У Казанского собора Рязанцев сошел, долго примиренно прощался, просил не забывать его. Он обещал комбату сообщить про обои, утешающе похлопал его по плечу, потом отвел меня в сторону:
— Ты как считаешь, на вечере встречи он тоже… все что…
Я посмотрел на комбата. Он распрямился, мне показалось, он стал выше, и лицо у него было другое, каждая черточка прорисована четко, со значением, как на старинных портретах, и костюм его перестал выглядеть старомодным, просто это был костюм из другой эпохи, так же привлекательный, как доспехи, ментики, камзолы. И осанка чем-то напоминала фигуру Барклая де Толли, памятник на фоне колоннады, твердое темное лицо его и плащ, — и русских офицеров, их нелегкие законы чести, безгласный суд, которым они сами судили себя, приговаривая себя… Я позавидовал его одиночеству. Давно я не оставался в таком одиночестве. Отвык я от его неуютных правил — делать свое дело по совести, не объясняя своей правоты, не ища сочувствия.
— Да, он, конечно, может… — сказал я Рязанцеву.
— Как же быть тогда? — озабоченно спросил Рязанцев.
… Машина шла по Невскому, где-то позади остался встревоженный Рязанцев, скоро и мне надо было выходить. Я не знал, что сказать комбату на прощанье. Он тоже сидел озабоченный, ему тоже предстояло что-то решать и делать. И в себе я чувствовал эту озабоченность. Если бы мы служили в армии, тогда все было бы проще. На предстоящих учениях учтем. Научим курсантов. Или если бы мы писали военную историю. Комбату, пожалуй, легче, он учитель, а кроме того, он остается комбатом, вот в чем штука…
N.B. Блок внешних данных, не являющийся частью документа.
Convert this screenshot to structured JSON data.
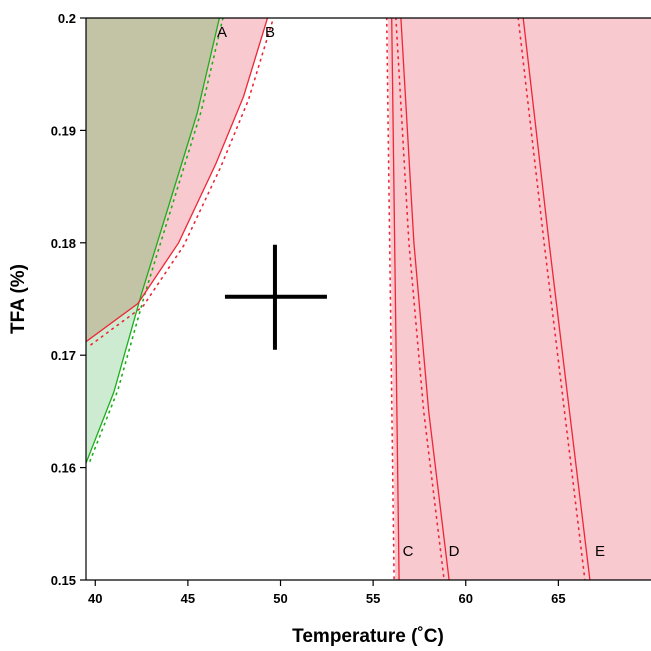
{
  "chart_data": {
    "type": "contour",
    "title": "",
    "xlabel": "Temperature (˚C)",
    "ylabel": "TFA (%)",
    "xlim": [
      39.5,
      70.0
    ],
    "ylim": [
      0.15,
      0.2
    ],
    "x_ticks": [
      40,
      45,
      50,
      55,
      60,
      65
    ],
    "y_ticks": [
      0.15,
      0.16,
      0.17,
      0.18,
      0.19,
      0.2
    ],
    "x_tick_labels": [
      "40",
      "45",
      "50",
      "55",
      "60",
      "65"
    ],
    "y_tick_labels": [
      "0.15",
      "0.16",
      "0.17",
      "0.18",
      "0.19",
      "0.2"
    ],
    "grid": false,
    "colors": {
      "red_region": "#f9c9d0",
      "green_region": "#cdebd0",
      "overlap_region": "#c3c4a6",
      "red_line": "#ee2636",
      "green_line": "#1aaf1a"
    },
    "crosshair": {
      "x": 49.7,
      "y": 0.1752
    },
    "contours": [
      {
        "label": "A",
        "color": "green",
        "points": [
          [
            39.5,
            0.1604
          ],
          [
            41.0,
            0.1667
          ],
          [
            42.5,
            0.1755
          ],
          [
            44.0,
            0.1835
          ],
          [
            45.5,
            0.1915
          ],
          [
            46.7,
            0.2
          ]
        ]
      },
      {
        "label": "B",
        "color": "red",
        "points": [
          [
            39.5,
            0.1712
          ],
          [
            42.3,
            0.1746
          ],
          [
            44.5,
            0.18
          ],
          [
            46.5,
            0.187
          ],
          [
            48.0,
            0.193
          ],
          [
            49.3,
            0.2
          ]
        ]
      },
      {
        "label": "C",
        "color": "red",
        "points": [
          [
            56.0,
            0.2
          ],
          [
            56.2,
            0.175
          ],
          [
            56.4,
            0.15
          ]
        ]
      },
      {
        "label": "D",
        "color": "red",
        "points": [
          [
            56.5,
            0.2
          ],
          [
            57.2,
            0.18
          ],
          [
            58.0,
            0.165
          ],
          [
            59.1,
            0.15
          ]
        ]
      },
      {
        "label": "E",
        "color": "red",
        "points": [
          [
            63.1,
            0.2
          ],
          [
            64.5,
            0.18
          ],
          [
            65.6,
            0.165
          ],
          [
            66.7,
            0.15
          ]
        ]
      }
    ]
  }
}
У Владимирского я увидел свою жену вместе с Инной, они возвращались с рынка. Мы остановились и вышли из машины.
— Как вы съездили? — спросила жена.
— Отлично, — сказал Володя. — Все было о'кей!
— Бедняжки, вы же промокли, — сказала Инна.
— Не считается, — Володя засмеялся, щурясь на ее золотые волосы, и она тоже засмеялась.
— А это наш комбат, — сказал я.
Он неловко и безразлично улыбался, держа свою авоську с плащом, голубенький галстук топорщился, грязные широкие брюки мокро обвисли, вид у него был истерзанный, как после схватки, и никто не знал, что он победитель.
— Я представляла вас совсем другим, — разочарование прорвалось в голосе моей жены, но она ловко вышла из положения. — Знаменитых людей всегда представляешь иначе. — Она поискала, что бы еще добавить приятное, и, не найдя, обратилась к Володе, заговорила про его песни — она давно хотела его послушать.
Комбат посмотрел на меня.
— Обиделся?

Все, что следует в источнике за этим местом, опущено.